Dog Bites

Dog Bites a la Francaise!
One of Dog Bites' disgruntled readers called to inform us that we had made a grammatical error. "You like to pick on other writers and catch them out," he said. "Well, I just thought you'd like to know that I caught you out. You used the word arriviste without agreement."

He chortled nastily. "It's French. There's supposed to be agreement between singular and plural nouns and adjectives."

Why can't people like this ever bug someone big and important, someone like, oh, say, Dennis Richmond, who remarked during the Muscular Dystrophy telethon, "We'll take every $25 bill you've got!" Why?

Weeping quietly and completely unglued, we spent the next 45 minutes on a fruitless search through back issues, trying to find an instance of "arriviste" in our column. Finally, we had to go outside and walk around for a while, taking deep breaths.

Obviously, we need to relax. So we're considering giving this space over to someone else, someone nicer, someone with a better grasp of French grammar, and hopefully someone with a snappier name for the column. So we were pleasantly surprised to receive a fax from the Columnists's Collaborative -- Today's Feature Source.

It looks as though the strongest candidate to replace Dog Bites is one David Ross, whose column The Curmudgeon "applies a blowtorch to popular culture, politics, and life in general. There are no sacred cows when good sense is assailed at every turn." Whew!

Readers may also want to consider Roamin' Holiday, which "tantalizes active and armchair travelers with global tales from the offbeat to the glamorous," or perhaps LC's Take, "a sometimes wry and always insightful view of life's contretemps, using humor to reinforce opinion."

Vote now!

Mission Yuppie Identification Project! Radio Ear Tags Next!
Whenever there's a terrorist bombing, reporters at the leading media outlets sit tight, waiting for someone to call and claim responsibility. So when Mission Yuppie Eradication Project spokesperson Nestor Makhno phoned Dog Bites -- us! He really called us! -- to say he was behind those posters urging Mission-dwellers to attack expensive cars, well, we felt we'd finally made the big time.
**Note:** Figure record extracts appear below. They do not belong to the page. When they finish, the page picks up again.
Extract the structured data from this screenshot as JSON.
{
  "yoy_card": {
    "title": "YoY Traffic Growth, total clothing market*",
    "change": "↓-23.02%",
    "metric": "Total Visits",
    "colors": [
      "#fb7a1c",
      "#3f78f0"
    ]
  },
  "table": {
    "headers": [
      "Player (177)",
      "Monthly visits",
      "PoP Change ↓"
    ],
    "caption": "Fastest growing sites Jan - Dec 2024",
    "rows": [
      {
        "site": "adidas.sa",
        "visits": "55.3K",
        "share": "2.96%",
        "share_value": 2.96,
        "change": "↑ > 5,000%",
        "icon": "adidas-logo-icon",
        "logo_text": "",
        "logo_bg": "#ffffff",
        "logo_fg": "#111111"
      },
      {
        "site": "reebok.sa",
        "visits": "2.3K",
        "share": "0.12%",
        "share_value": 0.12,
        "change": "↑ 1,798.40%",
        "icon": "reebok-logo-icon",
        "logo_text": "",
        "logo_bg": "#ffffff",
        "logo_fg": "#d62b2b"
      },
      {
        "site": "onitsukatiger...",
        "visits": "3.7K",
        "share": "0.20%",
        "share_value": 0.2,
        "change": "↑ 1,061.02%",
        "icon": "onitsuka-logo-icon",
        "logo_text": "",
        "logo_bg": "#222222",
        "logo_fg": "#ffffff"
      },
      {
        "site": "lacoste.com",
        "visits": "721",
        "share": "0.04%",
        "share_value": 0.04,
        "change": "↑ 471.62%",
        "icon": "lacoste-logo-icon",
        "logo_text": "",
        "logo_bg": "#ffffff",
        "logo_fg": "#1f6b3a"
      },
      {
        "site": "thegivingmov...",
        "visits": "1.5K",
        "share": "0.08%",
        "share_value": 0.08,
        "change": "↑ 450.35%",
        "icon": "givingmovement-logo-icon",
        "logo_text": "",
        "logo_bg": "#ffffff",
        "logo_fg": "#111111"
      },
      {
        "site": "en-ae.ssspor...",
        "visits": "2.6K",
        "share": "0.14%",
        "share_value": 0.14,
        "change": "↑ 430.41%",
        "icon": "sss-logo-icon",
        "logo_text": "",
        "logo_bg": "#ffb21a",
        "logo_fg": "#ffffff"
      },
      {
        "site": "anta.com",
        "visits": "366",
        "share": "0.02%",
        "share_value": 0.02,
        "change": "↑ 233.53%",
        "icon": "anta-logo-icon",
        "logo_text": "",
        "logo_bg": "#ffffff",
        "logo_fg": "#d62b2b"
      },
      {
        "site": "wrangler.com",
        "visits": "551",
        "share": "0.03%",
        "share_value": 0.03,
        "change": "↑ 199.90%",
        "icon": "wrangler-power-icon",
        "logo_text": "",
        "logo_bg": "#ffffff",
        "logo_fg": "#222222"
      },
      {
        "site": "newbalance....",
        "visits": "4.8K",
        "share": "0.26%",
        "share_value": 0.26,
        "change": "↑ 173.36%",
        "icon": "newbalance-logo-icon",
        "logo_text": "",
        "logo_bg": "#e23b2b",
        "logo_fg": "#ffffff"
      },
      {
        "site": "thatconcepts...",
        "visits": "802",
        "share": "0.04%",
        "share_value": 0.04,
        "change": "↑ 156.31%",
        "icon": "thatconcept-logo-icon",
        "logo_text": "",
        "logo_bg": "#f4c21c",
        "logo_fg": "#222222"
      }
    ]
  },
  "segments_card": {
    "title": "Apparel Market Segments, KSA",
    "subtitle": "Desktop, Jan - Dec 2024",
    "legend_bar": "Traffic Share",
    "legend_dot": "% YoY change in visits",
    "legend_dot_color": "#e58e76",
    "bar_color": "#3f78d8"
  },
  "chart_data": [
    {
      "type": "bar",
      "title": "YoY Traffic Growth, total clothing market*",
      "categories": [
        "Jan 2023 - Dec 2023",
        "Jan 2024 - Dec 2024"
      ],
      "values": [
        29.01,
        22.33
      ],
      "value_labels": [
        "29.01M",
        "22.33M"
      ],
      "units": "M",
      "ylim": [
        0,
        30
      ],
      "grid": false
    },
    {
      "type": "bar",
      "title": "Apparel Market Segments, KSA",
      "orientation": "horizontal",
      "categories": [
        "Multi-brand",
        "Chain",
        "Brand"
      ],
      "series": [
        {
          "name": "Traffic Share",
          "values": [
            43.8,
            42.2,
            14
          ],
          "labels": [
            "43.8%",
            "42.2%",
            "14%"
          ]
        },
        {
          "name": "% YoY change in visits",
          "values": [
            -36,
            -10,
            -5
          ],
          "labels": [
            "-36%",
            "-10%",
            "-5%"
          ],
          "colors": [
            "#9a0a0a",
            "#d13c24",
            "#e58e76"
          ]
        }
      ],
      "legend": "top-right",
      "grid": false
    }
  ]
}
"I moved here to get away from the kind of people who drive sport utility vehicles and read Wired magazine," Makhno explained, when we asked if he were actually prepared to smash cars. "I'm dead serious about this."

Wouldn't it be better to call for a boycott of upscale Mission restaurants, or something? After all, a bunch of broken glass all over the street never solved anything, as our mother used to say. Or something like that.

"The automobile is a key commodity of modern bourgeois society," Makhno argued. "When future historians look back on our era, they're not going to focus on Herman Melville or blues music. They're going to focus on the private automobile."

How about an anti-yuppie bylaw, then? Like, you could empower a committee to screen for Wall Street Journal subscriptions, merlot consumption, Robert Clergerie shoes, and Palm Pilots before allowing anyone to move into the neighborhood. And if you want to create even more jobs, maybe think about adding a special branch to investigate current residents too. Hey, phrase the ballot proposition the right way and the city might even fund it.

"Any form of electoral politics is total bullshit," answered Makhno sternly. "The only thing that works is taking direct action."

Down by Law
Stanford Law School students were excited to see they'd have a chance to study with Deborah Rhode this semester. The legal ethics expert -- and president of the American Association of Law Schools -- was scheduled to teach a course titled "Gender Law and Public Policy," something she covered extensively in her well-reviewed 1997 book Speaking of Sex: The Denial of Gender Inequality, which asserts, among other things, that sexual harassment in the workplace is even more common than we currently acknowledge.

But Monday morning, disappointed students learned the course's start-date had been postponed.

Indefinitely.
Rhode has been called away to Washington on "emergency work with the House Judiciary Committee" -- i.e., bunkering down to formulate a response to the Starr report.

Jon Carroll a I'talien!
We need hardly say that Dog Bites was in raptures over the news that fur is back.

In fact, let us say that again: FUR IS BACK! Sure, there were a bunch of protesters chained to the Neiman Marcus doors a weekend or so ago, but you just know that if Naomi Campbell is wearing fur again, it won't be long before everyone is.

For further insight, we turned to publicist Ellie Marato, of Italian fashion house Margon, who had called Dog Bites to promote an upcoming trunk show (and if you don't know what a trunk show is, you're clearly not the kind of person we even want to know). She explained that luxury -- which may this season take the form of wrapping fox pelts "around your head" -- is back in style.

"I just like to be honest and tell people fur is very in right now," she said.

Honesty in fashion? Intrigued, we visited the Margon Web site, where we found not only the design house's mission statement (the clothes are aimed at the customer "who wants to recover the flavor of a past in which women were truly women") but also a moment of suspicion over Jon Carroll's possible free-lance activities. (After all, the beloved daily columnist once edited local fashion magazine Raggs.)